Of Double Standards and Cesspools
Steve Matheson at Quintessence of Dust notes regarding Dembski’s Uncommon Descent blog:
Uncommon Descent is a moral cesspool, a festering intellectual ghetto that intoxicates and degrades its inhabitants. . . .
C’mon Steve! Don’t hold back! Tell us how you really feel!
While I lead with the controversial (and I agree with him about UcD), Matheson makes some excellent points in this post, all of which may be controversial. Besides my own distinction between behavior that I regard as rude and inappropriate (that’s what I think of what both PZ Myers and one poor college student at the University of Central Florida did), and what should be illegal or worth firing someone for, there is the distinction between what one can and should say about one’s own group, and what one can and should say about others.
Earlier, Matheson notes:
The sickest crap at UD isn’t the usual dishonesty and shoddy pseudoscholarship. It’s the religious propaganda, a toxic mix of normal everyday bullshit (about “Darwinism”) and the pearls of our lives as Christians: scripture, our confessions, even the name of Jesus, the chief cornerstone. What’s worse, I ask: Myers’ desecration of a piece of matter that he reckons a mere cracker, or Bill Dembski’s malicious use of Christ as a lame polemical device? I’m sure you already know where I stand.
Just so. My stand is the same, though the language is a bit intense for me, I think. When Christians behave inappropriately in a public way, other Christians may have the duty to call them on it. I’m not calling for every Christian to speak up in every case, but in a case like this, public Christians, such as bloggers, need to comment on other public Christians who are bringing disrepute on Christianity.
Anyone may be wrong. I have occasionally had someone stop by here and question my vocabulary or the way I expressed something. Others have questioned my beliefs. That is a good thing. When that happens I need to do a recheck on what I’m doing and correct such actions.

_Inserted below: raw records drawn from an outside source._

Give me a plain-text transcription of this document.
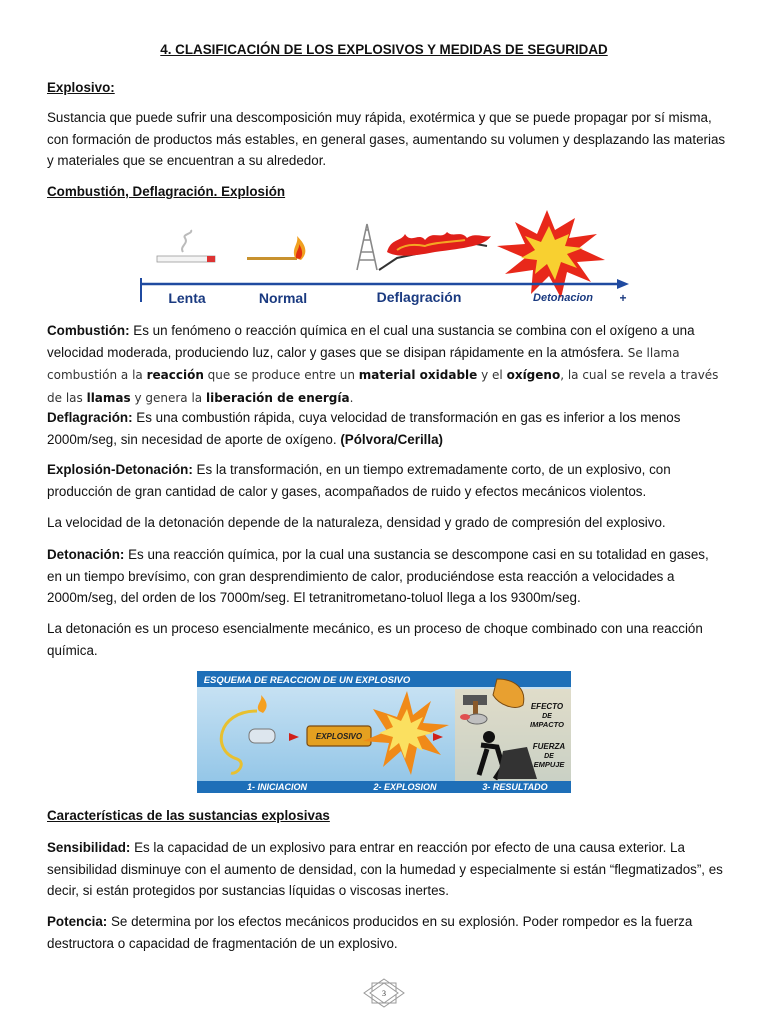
4. CLASIFICACIÓN DE LOS EXPLOSIVOS Y MEDIDAS DE SEGURIDAD

Explosivo:

Sustancia que puede sufrir una descomposición muy rápida, exotérmica y que se puede propagar por sí misma, con formación de productos más estables, en general gases, aumentando su volumen y desplazando las materias y materiales que se encuentran a su alrededor.

Combustión, Deflagración. Explosión

Lenta	Normal	Deflagración	Detonacion +

Combustión: Es un fenómeno o reacción química en el cual una sustancia se combina con el oxígeno a una velocidad moderada, produciendo luz, calor y gases que se disipan rápidamente en la atmósfera. Se llama combustión a la reacción que se produce entre un material oxidable y el oxígeno, la cual se revela a través de las llamas y genera la liberación de energía.

Deflagración: Es una combustión rápida, cuya velocidad de transformación en gas es inferior a los menos 2000m/seg, sin necesidad de aporte de oxígeno. (Pólvora/Cerilla)

Explosión-Detonación: Es la transformación, en un tiempo extremadamente corto, de un explosivo, con producción de gran cantidad de calor y gases, acompañados de ruido y efectos mecánicos violentos.

La velocidad de la detonación depende de la naturaleza, densidad y grado de compresión del explosivo.

Detonación: Es una reacción química, por la cual una sustancia se descompone casi en su totalidad en gases, en un tiempo brevísimo, con gran desprendimiento de calor, produciéndose esta reacción a velocidades a 2000m/seg, del orden de los 7000m/seg. El tetranitrometano-toluol llega a los 9300m/seg.

La detonación es un proceso esencialmente mecánico, es un proceso de choque combinado con una reacción química.

ESQUEMA DE REACCION DE UN EXPLOSIVO
EXPLOSIVO
EFECTO
DE
IMPACTO
FUERZA
DE
EMPUJE
1- INICIACION	2- EXPLOSION	3- RESULTADO

Características de las sustancias explosivas

Sensibilidad: Es la capacidad de un explosivo para entrar en reacción por efecto de una causa exterior. La sensibilidad disminuye con el aumento de densidad, con la humedad y especialmente si están “flegmatizados”, es decir, si están protegidos por sustancias líquidas o viscosas inertes.

Potencia: Se determina por los efectos mecánicos producidos en su explosión. Poder rompedor es la fuerza destructora o capacidad de fragmentación de un explosivo.

3
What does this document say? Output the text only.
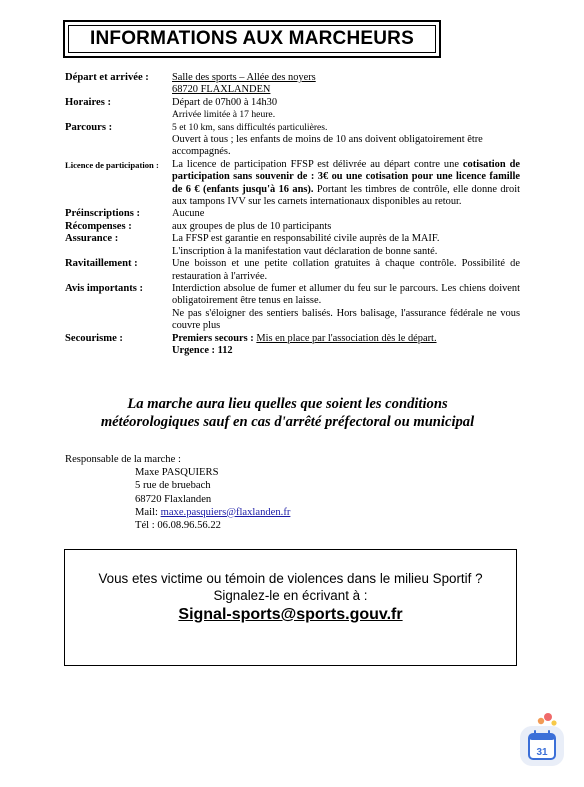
INFORMATIONS AUX MARCHEURS
Départ et arrivée :	Salle des sports – Allée des noyers
68720 FLAXLANDEN
Horaires :	Départ de 07h00 à 14h30
Arrivée limitée à 17 heure.
Parcours :	5 et 10 km, sans difficultés particulières.
Ouvert à tous ; les enfants de moins de 10 ans doivent obligatoirement être accompagnés.
Licence de participation :	La licence de participation FFSP est délivrée au départ contre une cotisation de participation sans souvenir de : 3€ ou une cotisation pour une licence famille de 6 € (enfants jusqu'à 16 ans). Portant les timbres de contrôle, elle donne droit aux tampons IVV sur les carnets internationaux disponibles au retour.
Préinscriptions :	Aucune
Récompenses :	aux groupes de plus de 10 participants
Assurance :	La FFSP est garantie en responsabilité civile auprès de la MAIF.
L'inscription à la manifestation vaut déclaration de bonne santé.
Ravitaillement :	Une boisson et une petite collation gratuites à chaque contrôle. Possibilité de restauration à l'arrivée.
Avis importants :	Interdiction absolue de fumer et allumer du feu sur le parcours. Les chiens doivent obligatoirement être tenus en laisse.
Ne pas s'éloigner des sentiers balisés. Hors balisage, l'assurance fédérale ne vous couvre plus
Secourisme :	Premiers secours : Mis en place par l'association dès le départ.
Urgence : 112
La marche aura lieu quelles que soient les conditions
météorologiques sauf en cas d'arrêté préfectoral ou municipal
Responsable de la marche :
Maxe PASQUIERS
5 rue de bruebach
68720 Flaxlanden
Mail: maxe.pasquiers@flaxlanden.fr
Tél : 06.08.96.56.22
Vous etes victime ou témoin de violences dans le milieu Sportif ?
Signalez-le en écrivant à :
Signal-sports@sports.gouv.fr
31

Which is my own additional point about UcD. My friend Peter Kirk is very intense about blogs that don’t allow comments, and I mostly agree with him, though I continue to read a number of blogs that do not allow comments. What I find reprehensible is a blog that appears to allow comments, but then weeds the threads in order to make themselves look better. That is the case at UcD when comments are suppressed, not because they are obscene, libelous, or spam, but rather because they annoy the writers there.
At least one knows when a blog closes off comments. Nobody can comment, and you know that the blog is not totally open to discussion and correction. When a blog is censored other than according to precise standards, that presents a lie to the world. It says that discussion is welcome, while at the same time presenting a skewed view of the resulting discussion.
PS: My own policy on comments is that I will remove posts with excessive language, i.e. likely to get this blog in trouble as family friendly, or when such comments are actually libelous assuming I can identify them as such, or when they are clearly spam. I have removed one comment under the first point in the history of the blog that I recall, none under the second, and of course thousands under the third. If your comment either doesn’t appear, or disappears under other circumstances, you are welcome to call me on it here publicly in a comment, and I will check it out.
I agree with you about blogs which appear to allow comments but then unreasonably delete them. Indeed that is the very point I made in my latest post, about Doug Chaplin deleting a comment which he claims is libellous, but when I am sure the real reason is just that what I said annoyed him by saying something critical but factually true about two of his heroes.
Yes, you’re more consistent on the comment thing than I am. I seem to have a threshold that must be passed before I really get ticked off.